It was a conversation from a long time ago - 1974? 1975? Latin class, anyway.
Latin, in our comprehensive school, was a hangover from the grammar school it had been only a few years before. Those who took it were self-consciously the clever kids, interested in history, or with parents who valued the old grammar school ways. We followed the Cambridge Classics curriculum - Caecilius est pater, Metella est mater – but we were well beyond that text, discussing a story we had just translated.
"Eww, marrying a thirteen year old off to a man in his fifties, it's disgusting."

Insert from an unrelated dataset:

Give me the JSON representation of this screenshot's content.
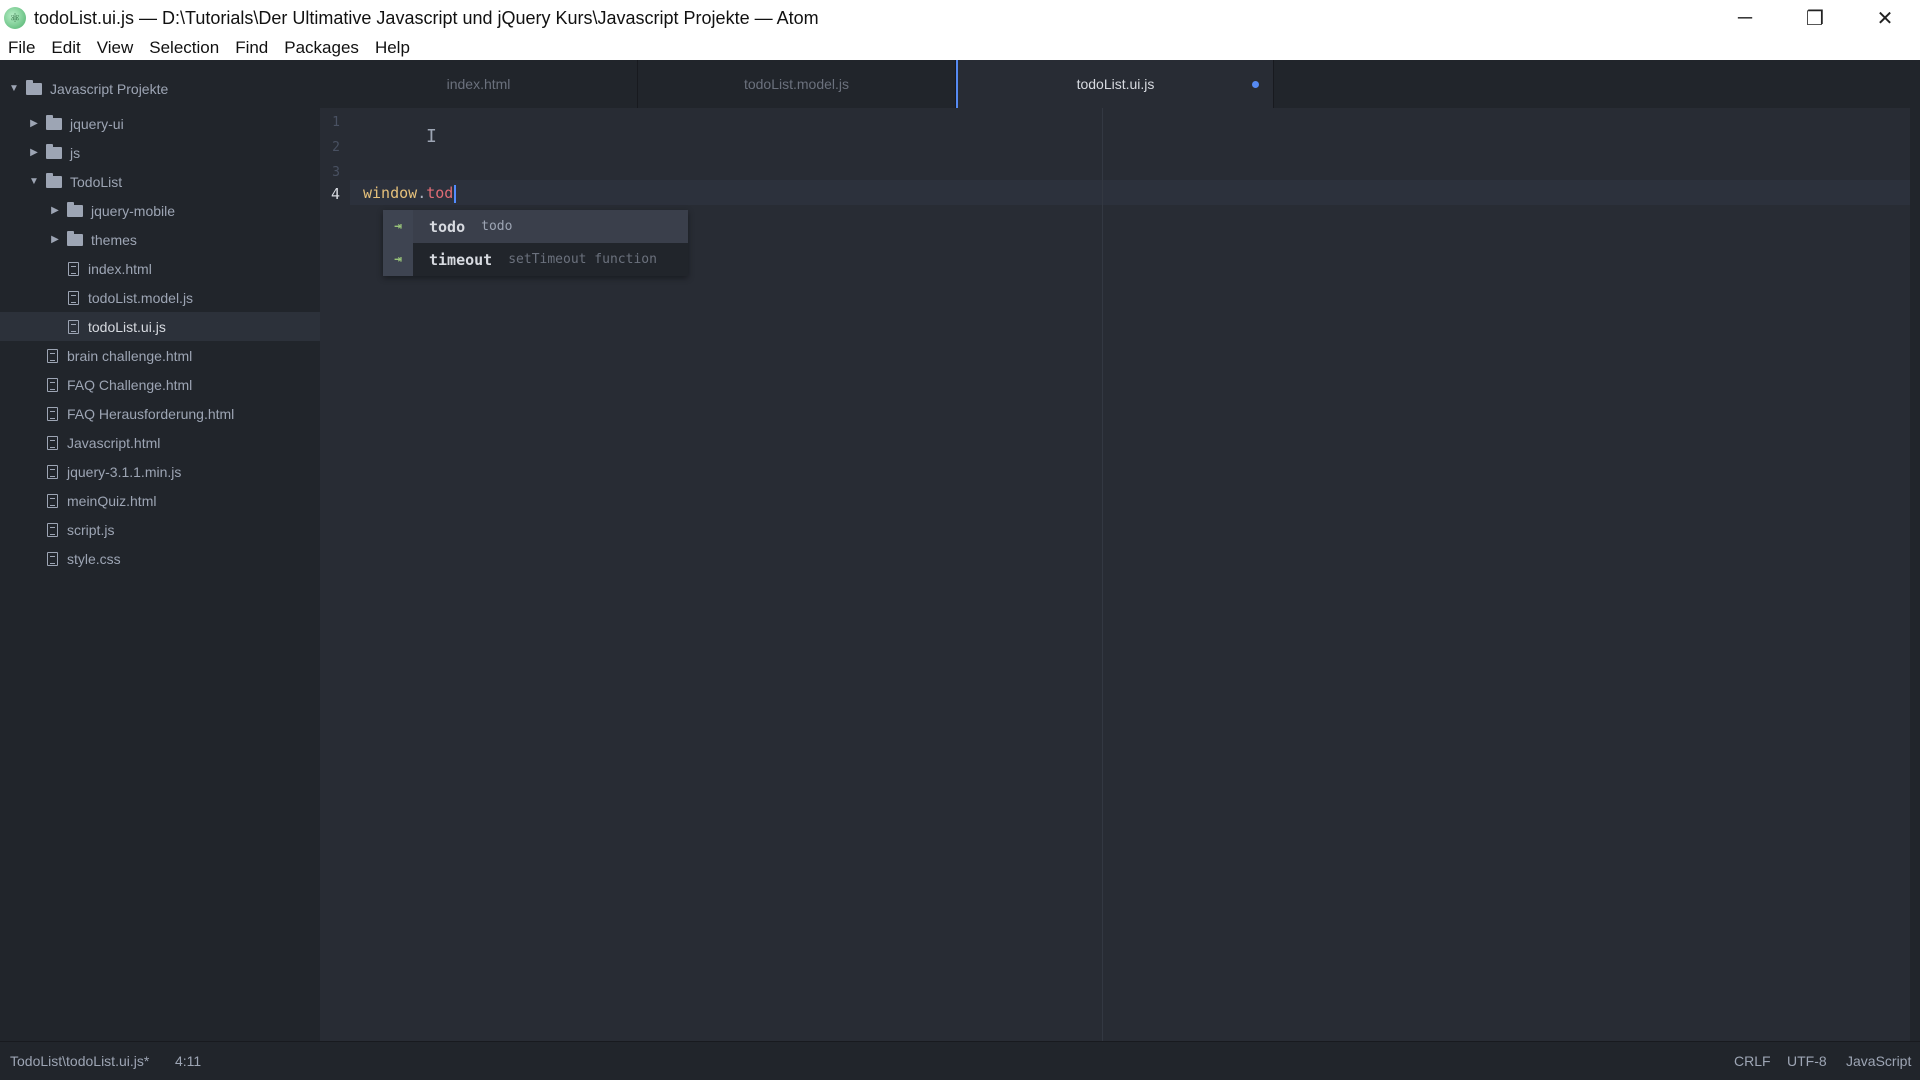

"However did those Roman girls bear it?"
"I can't believe it."
"Oh, it was very common, especially among the upper classes," put in Mr Miller, our Latin master. "Pliny the Younger himself was over fifty when he married his third wife. She was fifteen. He writes very affectionate letters to her. There is one included in your set texts for next year."
Several people made faces at this.
In the story the girl, Polla, confided her troubles to the young man she had hoped to marry. This Helvidius proposed a Romeo and Juliet style solution. Consulting a sinister drug-seller, he obtained a preparation that would let Polla fake her death. He then proposed to abstract her body from the family vault and carry her off to marry her himself.
Nobody raised any questions about the implications of that, though it would still leave a thirteen-year-old in a sexual relationship and totally in the power of her husband. It was the seventies after all. And Romeo and Juliet has a lot to answer for.
I had been thinking about the unlikelihood of a thirteen year old having that kind of a relationship, a would-be lover to turn to, whether in Roman times or the present day. But I wasn't about to make any remark that would draw attention to my own boyfriend-less status.
The story had turned to tragedy when the drug failed to work as promised. Polla died in truth, Helvidius was left distraught.
Then Kim Harper spoke up.
"Well, I think it was a silly plan. The girl should have married the rich old senator. He couldn't have lasted long and then she would have inherited much of his money. As a prosperous young widow she would have had a lot more freedom, could probably have married Helvidius then."
"Ah, yes. A solution more in keeping with Roman mores," said Mr Miller. "Mind, fifty is not that old, she could have been waiting twenty years for her widowhood."
"But it wouldn't have been particularly suspicious if he died, at that age. If she wanted to hurry things."
"So, Kimberly," said Mr Miller, with a kind of horrified fascination, "if he lingered too long you would have been off to the drug-seller for a dose of poison?"
Kim considered this.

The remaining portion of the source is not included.